Primarie Pd 2012, sentenza ribaltata: rappresentante di lista di Ferrandelli assolta

Francesca Trapani era finita sotto processo insieme al marito accusata di presunti brogli nei gazebo dello Zen. In primo grado era stata condannata a un anno, oltre all'interdizione dai pubblici uffici. Nella consultazione Ferrandelli vinse contro Rita Borsellino appoggiata da Orlando

Ferrandelli e il suo entourage mentre festeggiano i risultati delle primarie nel 2012

E’ stata processata insieme al marito dopo alcuni presunti brogli nei gazebo dello Zen per le primarie del Pd, che nel 2012 vinse la sfida con Rita Borsellino, ma dopo sette anni è caduta ogni accusa. I giudici delle prima sezione penale del tribunale di Palermo hanno assolto, riformando la sentenza di primo grado, Francesca Trapani e il compagno Maurizio Sulli. I due erano imputati perché avrebbero - secondo l’accusa - impedito il libero esercizio di voto. Esploso il caso dei presunti brogli Ferrandelli dichiarò: “Contro di me hanno utilizzato il ‘metodo Boffo’ ma non permetterò a nessuno di tradire il voto dei palermitani”. E lo stesso oggi commenta: "Avere fiducia nella magistratura è stata una scelta che ha sempre premiato, sia me che chi mi è stato accanto".

La Trapani, presidente dell’associazione Donne insieme associate e rappresentante di lista proprio per Ferrandelli, ha sempre respinto ogni accusa sostenendo di essersi messa a disposizione dei suoi associati, in alcuni casi pare anche custodendo i loro certificati elettorali. E in alcuni casi avrebbe - sempre secondo l’accusa - fornito la somma necessaria per partecipare alle primarie del Pd. Ma lo avrebbe fatto per consentire a chi voleva, ma non ne aveva la capacità economica, di prendere parte alla consultazione democratica.

In primo grado la donna era stata condannata a un anno di reclusione e all’interdizione dei pubblici uffici. Secondo alcune segnalazioni la donna sarebbe stata “una delle artefici - ricostruisce l’avvocato Vincenzo Favata, che l’ha assistita nel processo d’appello - dell’altissimo numero di preferenze ricevute da Ferrandelli nel 2012”. Segnalazioni per le quali sia lei che il compagno furono allontanati dai gazebo, ma dopo i controlli effettuati dai carabinieri non furono eseguiti né sequestro né perquisizioni.

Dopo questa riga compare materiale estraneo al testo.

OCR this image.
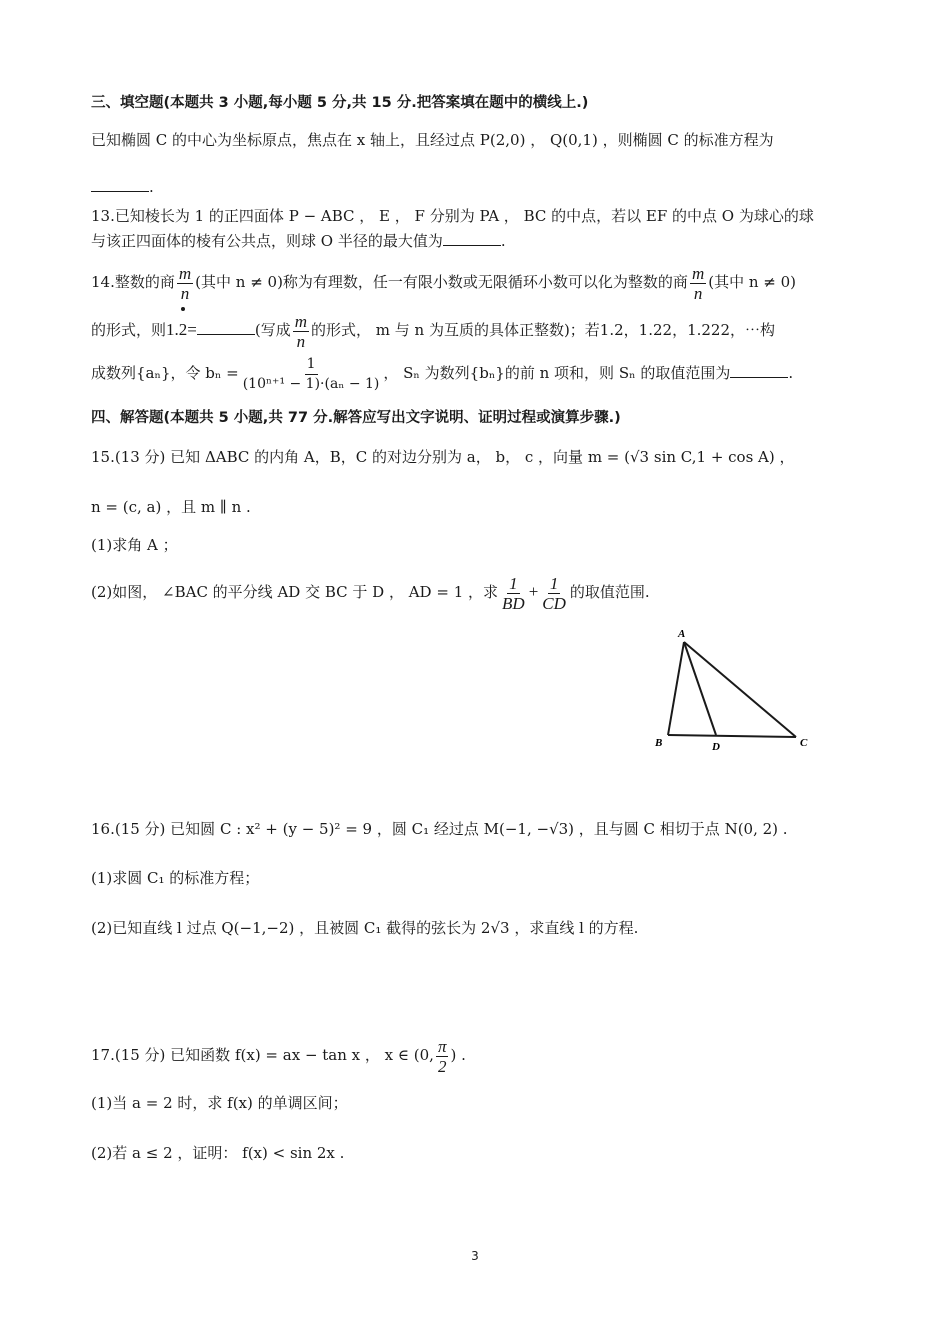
三、填空题(本题共 3 小题,每小题 5 分,共 15 分.把答案填在题中的横线上.)
已知椭圆 C 的中心为坐标原点，焦点在 x 轴上，且经过点 P(2,0) ， Q(0,1) ，则椭圆 C 的标准方程为
.
13.已知棱长为 1 的正四面体 P − ABC ， E ， F 分别为 PA ， BC 的中点，若以 EF 的中点 O 为球心的球
与该正四面体的棱有公共点，则球 O 半径的最大值为	.
14.整数的商 $\frac{m}{n}$ (其中 n ≠ 0)称为有理数，任一有限小数或无限循环小数可以化为整数的商 $\frac{m}{n}$ (其中 n ≠ 0)
的形式，则1.2=	(写成 $\frac{m}{n}$ 的形式， m 与 n 为互质的具体正整数)；若1.2，1.22，1.222，⋯构
成数列{aₙ}，令 $b_n = \frac{1}{\text{(10ⁿ⁺¹ − 1)·(aₙ − 1)}}$ ， Sₙ 为数列{bₙ}的前 n 项和，则 Sₙ 的取值范围为	.
四、解答题(本题共 5 小题,共 77 分.解答应写出文字说明、证明过程或演算步骤.)
15.(13 分) 已知 ΔABC 的内角 A，B，C 的对边分别为 a， b， c ，向量 m = (√3 sin C,1 + cos A) ，
n = (c, a) ，且 m ∥ n .
(1)求角 A ；
(2)如图， ∠BAC 的平分线 AD 交 BC 于 D ， AD = 1 ，求 $\frac{1}{BD} + \frac{1}{CD}$ 的取值范围.
A
B	D	C
16.(15 分) 已知圆 C : x² + (y − 5)² = 9 ，圆 C₁ 经过点 M(−1, −√3) ，且与圆 C 相切于点 N(0, 2) .
(1)求圆 C₁ 的标准方程；
(2)已知直线 l 过点 Q(−1,−2) ，且被圆 C₁ 截得的弦长为 2√3 ，求直线 l 的方程.
17.(15 分) 已知函数 f(x) = ax − tan x ， x ∈ (0, $\frac{\pi}{2}$ ) .
(1)当 a = 2 时，求 f(x) 的单调区间；
(2)若 a ≤ 2 ，证明： f(x) < sin 2x .
3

“La sentenza di prima grado - dichiara l’avvocato Favata - era stata emessa in violazione di principi fondamentali che regolano il diritto positivo, posto che nell’ambito del diritto penale vige, a  presidio delle libertà fondamentali dell’individuo, il principio di legalità. Dal quale discendono i corollari della riserva di legge, della tassatività e del divieto di analogia. In altri termini il principio di legalità comporta che sia la condotta vietata che la concreta sanzione penale ad essa connessa siano prevedute da una legge penale espressa in maniera chiara ed inequivocabile. Il principio di tassatività attiene alla tecnica di formulazione della fattispecie e richiede che la stessa sia descritta in modo chiaro e non lasci al giudice discrezionalità nell’individuazione della condotta punibile. Nell’ambito del diritto penale il meccanismo giuridico dell’analogia non è applicabile”.